Ванная, в которую он ее привел, была далеко не примитивной, и Ванесса пожалела, заходя в увешанное зеркалами помещение, что на самом деле мытье стояло не на первом месте в списке ее приоритетов. Что поделать – настанет день и для гигиены.
– Я буду снаружи, – сказал Гиймо.
– Это обнадеживает, – ответила Ванесса, устремив на него взгляд, который, она верила, он должен был истолковать как многообещающий, и закрыла дверь. Потом пустила из душа максимально горячую воду, пока пар не начал застилать ванную, и опустилась на четвереньки, чтобы намылить пол. Когда комнату достаточно заволокло туманом, а пол сделался достаточно скользким, она позвала Гиймо. Скорость его реакции могла бы ей польстить, если бы она не была слишком занята: пока он блуждал в пару, Ванесса зашла ему за спину и с силой толкнула. Он поскользнулся на полу и влетел в душ, завопив, когда кипяток обжег ему голову. Его автомат грохнулся на пол, и, к тому времени как Гиймо восстановил равновесие, оружие уже было у нее в руках и нацелено на его туловище – заметную мишень. И пусть она не была снайпером, а руки у нее дрожали, даже слепая не промазала бы с такого расстояния; она это знала, и Гиймо тоже. Он поднял руки вверх.
– Не стреляй.
– Если ты хотя бы дернешься…
– Пожалуйста… не стреляй.
– Теперь… ты отведешь меня к мистеру Гомму и остальным. Быстро и тихо.
– Зачем?
– Просто отведи, – сказала она, показав автоматом, что он должен первым выйти из ванной. – А если попытаешься схитрить, я выстрелю тебе в спину. Я знаю, что это не очень мужественно, но я и не мужчина. Я всего лишь непредсказуемая женщина. Так что обращайся со мной очень осторожно.
– Да.
Он сделал все, как было сказано: выпустил из здания и по серии переходов довел – по крайней мере, так ей показалось – до колокольни и окружавшего ее комплекса. Ванесса всегда думала, что в сердце крепости стоит церковь. Она не могла бы ошибиться сильнее. Пусть снаружи в глаза бросались черепичные крыши и беленые стены, но это была только маскировка; перешагнув порог, Ванесса очутилась в бетонном лабиринте, напоминавшем скорее бункер, чем место поклонения. У нее промелькнула мысль, что это место построено так, чтобы выдержать ядерную бомбардировку, и это впечатление подкреплялось тем фактом, что все коридоры вели вниз. Если это и была психиатрическая лечебница, ее построили для каких-то необычных психов.
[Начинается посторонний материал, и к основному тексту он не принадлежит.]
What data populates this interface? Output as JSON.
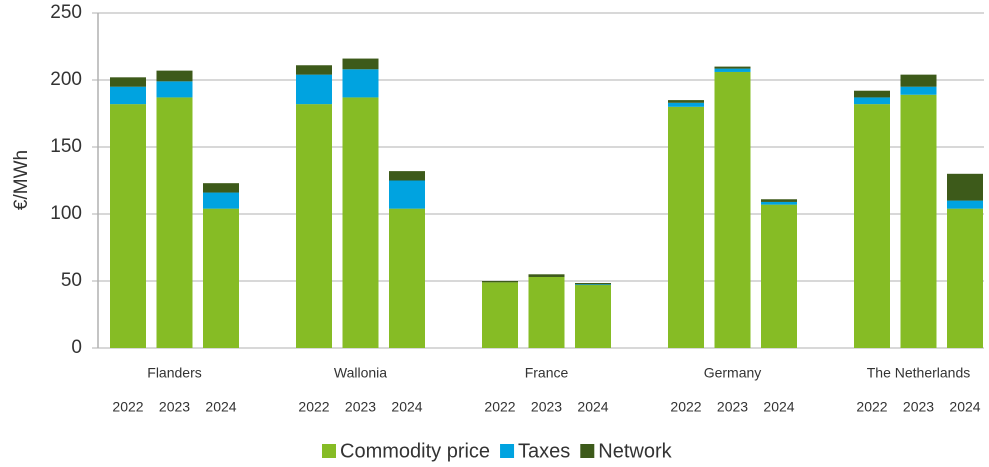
{
  "chart_data": {
    "type": "stacked-bar",
    "y_label": "€/MWh",
    "groups": [
      "Flanders",
      "Wallonia",
      "France",
      "Germany",
      "The Netherlands"
    ],
    "categories": [
      "2022",
      "2023",
      "2024",
      "2022",
      "2023",
      "2024",
      "2022",
      "2023",
      "2024",
      "2022",
      "2023",
      "2024",
      "2022",
      "2023",
      "2024"
    ],
    "series": [
      {
        "name": "Commodity price",
        "color": "#86bc25",
        "values": [
          182,
          187,
          104,
          182,
          187,
          104,
          49,
          53,
          47,
          180,
          206,
          107,
          182,
          189,
          104
        ]
      },
      {
        "name": "Taxes",
        "color": "#00a3e0",
        "values": [
          13,
          12,
          12,
          22,
          21,
          21,
          0,
          0,
          0.5,
          3,
          2.5,
          2,
          5,
          6,
          6
        ]
      },
      {
        "name": "Network",
        "color": "#3d5a1a",
        "values": [
          7,
          8,
          7,
          7,
          8,
          7,
          1,
          2,
          1,
          2,
          1.5,
          2,
          5,
          9,
          20
        ]
      }
    ],
    "ylim": [
      0,
      250
    ],
    "yticks": [
      0,
      50,
      100,
      150,
      200,
      250
    ],
    "grid": true
  }
}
– Что это за место? – спросила она у Гиймо.
– Мы его Будуаром зовем, – сказал он. – Здесь все и происходит.
Сейчас там не происходило почти ничего; в большинстве кабинетов по бокам коридоров было темно.
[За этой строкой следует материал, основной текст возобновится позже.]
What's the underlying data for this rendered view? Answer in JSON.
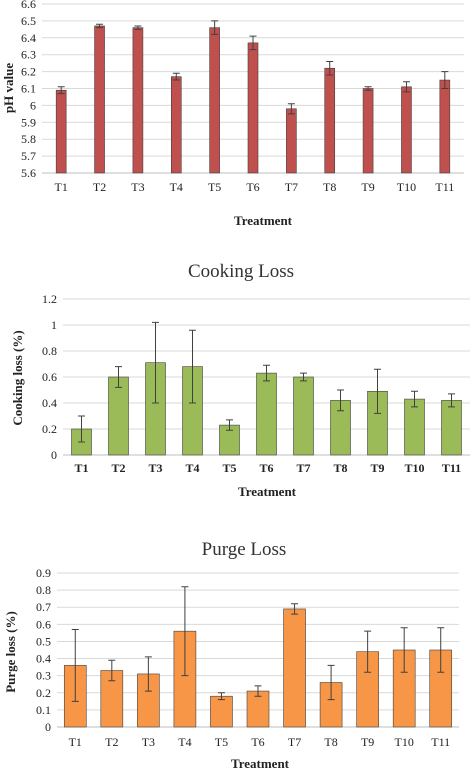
{
  "chart_data": [
    {
      "type": "bar",
      "title": "",
      "xlabel": "Treatment",
      "ylabel": "pH value",
      "ylim": [
        5.6,
        6.6
      ],
      "yticks": [
        "5.6",
        "5.7",
        "5.8",
        "5.9",
        "6",
        "6.1",
        "6.2",
        "6.3",
        "6.4",
        "6.5",
        "6.6"
      ],
      "categories": [
        "T1",
        "T2",
        "T3",
        "T4",
        "T5",
        "T6",
        "T7",
        "T8",
        "T9",
        "T10",
        "T11"
      ],
      "values": [
        6.09,
        6.47,
        6.46,
        6.17,
        6.46,
        6.37,
        5.98,
        6.22,
        6.1,
        6.11,
        6.15
      ],
      "errors": [
        0.02,
        0.01,
        0.01,
        0.02,
        0.04,
        0.04,
        0.03,
        0.04,
        0.01,
        0.03,
        0.05
      ],
      "color": "#c0504d",
      "grid": true
    },
    {
      "type": "bar",
      "title": "Cooking Loss",
      "xlabel": "Treatment",
      "ylabel": "Cooking loss (%)",
      "ylim": [
        0,
        1.2
      ],
      "yticks": [
        "0",
        "0.2",
        "0.4",
        "0.6",
        "0.8",
        "1",
        "1.2"
      ],
      "categories": [
        "T1",
        "T2",
        "T3",
        "T4",
        "T5",
        "T6",
        "T7",
        "T8",
        "T9",
        "T10",
        "T11"
      ],
      "values": [
        0.2,
        0.6,
        0.71,
        0.68,
        0.23,
        0.63,
        0.6,
        0.42,
        0.49,
        0.43,
        0.42
      ],
      "errors": [
        0.1,
        0.08,
        0.31,
        0.28,
        0.04,
        0.06,
        0.03,
        0.08,
        0.17,
        0.06,
        0.05
      ],
      "color": "#9bbb59",
      "grid": true
    },
    {
      "type": "bar",
      "title": "Purge Loss",
      "xlabel": "Treatment",
      "ylabel": "Purge loss (%)",
      "ylim": [
        0,
        0.9
      ],
      "yticks": [
        "0",
        "0.1",
        "0.2",
        "0.3",
        "0.4",
        "0.5",
        "0.6",
        "0.7",
        "0.8",
        "0.9"
      ],
      "categories": [
        "T1",
        "T2",
        "T3",
        "T4",
        "T5",
        "T6",
        "T7",
        "T8",
        "T9",
        "T10",
        "T11"
      ],
      "values": [
        0.36,
        0.33,
        0.31,
        0.56,
        0.18,
        0.21,
        0.69,
        0.26,
        0.44,
        0.45,
        0.45
      ],
      "errors": [
        0.21,
        0.06,
        0.1,
        0.26,
        0.02,
        0.03,
        0.03,
        0.1,
        0.12,
        0.13,
        0.13
      ],
      "color": "#f79646",
      "grid": true
    }
  ]
}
В одной комнате вычислял свои шансы на обретение разума оставленный без присмотра компьютер; в другой печатал любовные письма самому себе телекс. Ванесса и Гиймо спускались в глубины здания незамеченными, пока, свернув за угол, не столкнулись лицом к лицу с женщиной, на четвереньках оттиравшей линолеум. Встреча ошеломила всех троих, и Гиймо быстро перехватил инициативу. Он оттолкнул Ванессу к стене и сбежал. Прежде чем она успела прицелиться, он скрылся.
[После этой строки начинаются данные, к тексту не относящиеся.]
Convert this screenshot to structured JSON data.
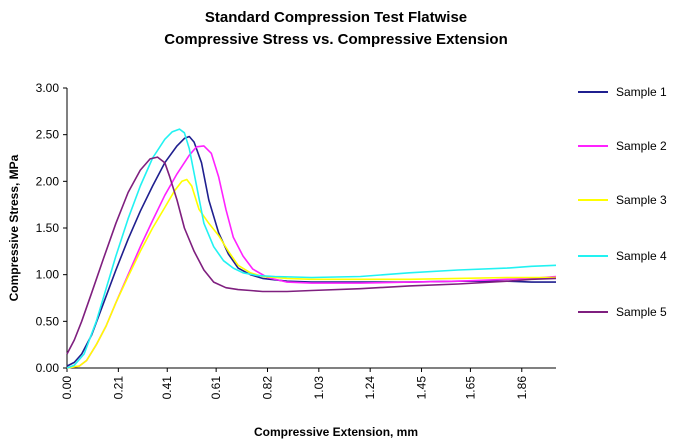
{
  "chart_data": {
    "type": "line",
    "title": "Standard Compression Test Flatwise",
    "subtitle": "Compressive Stress vs. Compressive Extension",
    "xlabel": "Compressive Extension, mm",
    "ylabel": "Compressive Stress, MPa",
    "xlim": [
      0,
      2.0
    ],
    "ylim": [
      0,
      3.0
    ],
    "x_ticks": [
      "0.00",
      "0.21",
      "0.41",
      "0.61",
      "0.82",
      "1.03",
      "1.24",
      "1.45",
      "1.65",
      "1.86"
    ],
    "y_ticks": [
      "0.00",
      "0.50",
      "1.00",
      "1.50",
      "2.00",
      "2.50",
      "3.00"
    ],
    "grid": false,
    "legend_position": "right",
    "series": [
      {
        "name": "Sample 1",
        "color": "#1f1f8f",
        "x": [
          0,
          0.03,
          0.06,
          0.1,
          0.15,
          0.2,
          0.25,
          0.3,
          0.35,
          0.4,
          0.45,
          0.48,
          0.5,
          0.52,
          0.55,
          0.58,
          0.62,
          0.66,
          0.7,
          0.75,
          0.8,
          0.9,
          1.0,
          1.2,
          1.4,
          1.6,
          1.8,
          1.9,
          2.0
        ],
        "y": [
          0.02,
          0.06,
          0.15,
          0.35,
          0.7,
          1.05,
          1.38,
          1.68,
          1.95,
          2.2,
          2.38,
          2.46,
          2.48,
          2.42,
          2.2,
          1.8,
          1.45,
          1.22,
          1.07,
          1.0,
          0.96,
          0.93,
          0.92,
          0.92,
          0.92,
          0.93,
          0.93,
          0.92,
          0.92
        ]
      },
      {
        "name": "Sample 2",
        "color": "#ff22ff",
        "x": [
          0,
          0.05,
          0.08,
          0.12,
          0.16,
          0.2,
          0.25,
          0.3,
          0.35,
          0.4,
          0.45,
          0.5,
          0.53,
          0.56,
          0.59,
          0.62,
          0.65,
          0.68,
          0.72,
          0.76,
          0.82,
          0.9,
          1.0,
          1.2,
          1.4,
          1.6,
          1.8,
          1.9,
          2.0
        ],
        "y": [
          0.0,
          0.02,
          0.08,
          0.25,
          0.45,
          0.7,
          1.0,
          1.3,
          1.58,
          1.85,
          2.08,
          2.28,
          2.37,
          2.38,
          2.3,
          2.05,
          1.7,
          1.4,
          1.2,
          1.06,
          0.97,
          0.92,
          0.91,
          0.91,
          0.92,
          0.93,
          0.95,
          0.96,
          0.98
        ]
      },
      {
        "name": "Sample 3",
        "color": "#ffff00",
        "x": [
          0,
          0.05,
          0.08,
          0.12,
          0.16,
          0.2,
          0.25,
          0.3,
          0.35,
          0.4,
          0.44,
          0.47,
          0.49,
          0.51,
          0.54,
          0.58,
          0.62,
          0.66,
          0.7,
          0.75,
          0.8,
          0.9,
          1.0,
          1.2,
          1.4,
          1.6,
          1.8,
          1.9,
          2.0
        ],
        "y": [
          0.0,
          0.02,
          0.08,
          0.25,
          0.45,
          0.7,
          0.98,
          1.25,
          1.5,
          1.72,
          1.9,
          2.0,
          2.02,
          1.95,
          1.7,
          1.55,
          1.42,
          1.25,
          1.1,
          1.02,
          0.98,
          0.96,
          0.95,
          0.95,
          0.95,
          0.96,
          0.97,
          0.97,
          0.97
        ]
      },
      {
        "name": "Sample 4",
        "color": "#22f2f2",
        "x": [
          0,
          0.03,
          0.07,
          0.12,
          0.16,
          0.2,
          0.25,
          0.3,
          0.35,
          0.4,
          0.43,
          0.46,
          0.48,
          0.5,
          0.53,
          0.56,
          0.6,
          0.64,
          0.68,
          0.72,
          0.78,
          0.85,
          1.0,
          1.2,
          1.4,
          1.6,
          1.8,
          1.9,
          2.0
        ],
        "y": [
          0.0,
          0.03,
          0.15,
          0.5,
          0.85,
          1.2,
          1.6,
          1.95,
          2.25,
          2.45,
          2.53,
          2.56,
          2.52,
          2.35,
          1.95,
          1.55,
          1.3,
          1.15,
          1.07,
          1.02,
          0.99,
          0.98,
          0.97,
          0.98,
          1.02,
          1.05,
          1.07,
          1.09,
          1.1
        ]
      },
      {
        "name": "Sample 5",
        "color": "#7f1f7f",
        "x": [
          0,
          0.03,
          0.06,
          0.1,
          0.15,
          0.2,
          0.25,
          0.3,
          0.34,
          0.37,
          0.4,
          0.42,
          0.45,
          0.48,
          0.52,
          0.56,
          0.6,
          0.65,
          0.7,
          0.75,
          0.8,
          0.9,
          1.0,
          1.2,
          1.4,
          1.6,
          1.8,
          1.9,
          2.0
        ],
        "y": [
          0.15,
          0.3,
          0.5,
          0.8,
          1.18,
          1.55,
          1.88,
          2.12,
          2.24,
          2.26,
          2.2,
          2.05,
          1.8,
          1.5,
          1.25,
          1.05,
          0.92,
          0.86,
          0.84,
          0.83,
          0.82,
          0.82,
          0.83,
          0.85,
          0.88,
          0.9,
          0.93,
          0.95,
          0.96
        ]
      }
    ]
  }
}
Она проклинала себя. Через несколько секунд зазвенит сигнал тревоги и прибежит охрана. Она пропадет, если будет здесь стоять. Все три выхода из этого коридора выглядели одинаково неприветливо, поэтому она просто бросилась в ближайший, оставив уборщицу пялиться ей вслед. Избранный маршрут оказался очередным приключением. Он провел ее по целой анфиладе комнат: в одной висели десятки часов, показывавших разное время; в следующей было не меньше пятидесяти черных телефонов; в третьей и самой большой стены покрывали мониторы. Они поднимались, один за другим, от пола к потолку. Все, кроме одного, были пусты. На работающем шел какой-то ролик, Ванесса сначала подумала, что там показывают бой в грязи, но в реальности это был дрянного качества порнофильм.
Его смотрела, развалившись в кресле с банкой пива на животе, усатая монашка. Когда вошла Ванесса, охранник вскочил, пойманный с поличным. Ванесса наставила на него автомат.
– Я тебя пристрелю, – сказала она.
– Вот дерьмо.
– Где Гомм и остальные?
– Что?
– Где они? – рявкнула она. – Быстро!
– Дальше по коридору. Налево и снова налево, – сказал он. Потом добавил: – Я не хочу умирать.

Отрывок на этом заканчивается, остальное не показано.